Al psicólogo alemán Hermann Ebbinghaus (1850-1909), se le atribuye el comienzo del estudio médico de la memoria. Comenzó por tratar de recordar sílabas sin sentido durante un periodo de 31 días. Conforme pasaban, cada día recordaba una mayor cantidad de ellas, especialmente las que conectaba con su rutina diaria. Ebbinghaus se percató de que la asociación de las palabras con algo sensorial, como el olfato, la audición o la visión, eran más fáciles de recordar.
La memoria operativa es un prístino ejemplo de la maravilla del órgano que nos diferencia del resto de la fauna animal, aquello que nos hace humanos. Las sensaciones táctiles, olfativas, visuales y auditivas están implicadas en ella.
Estamos muy seguros de que, durante la pandemia, usted ha intentado, al menos, una nueva receta de cocina. Aquella pasta que cocinó en pleno encierro implicó el uso completo de sus capacidades sensoriales y de memoria, y, si acaso no la batió, la quemó ni la saló, la recuerda con gusto.

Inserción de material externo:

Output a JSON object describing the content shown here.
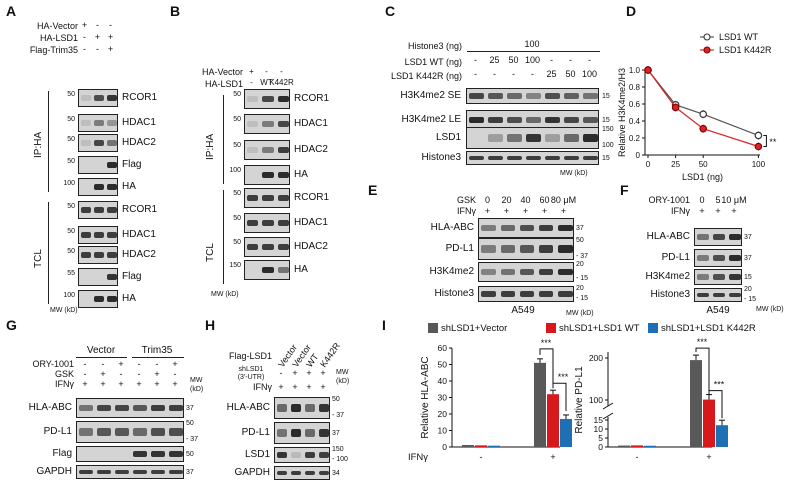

La memoria, como casi todos los procesos mentales, está regida por nuestra corteza cerebral, aquella cancha de tenis que nos separa del resto de los animales y nos hace más dominantes, a pesar de nuestra falta de pelo o colmillos, pero que nos permite repetir estrofas breves de «Minnie the Moocher» en una buena noche de blues o evitar una comida rancia.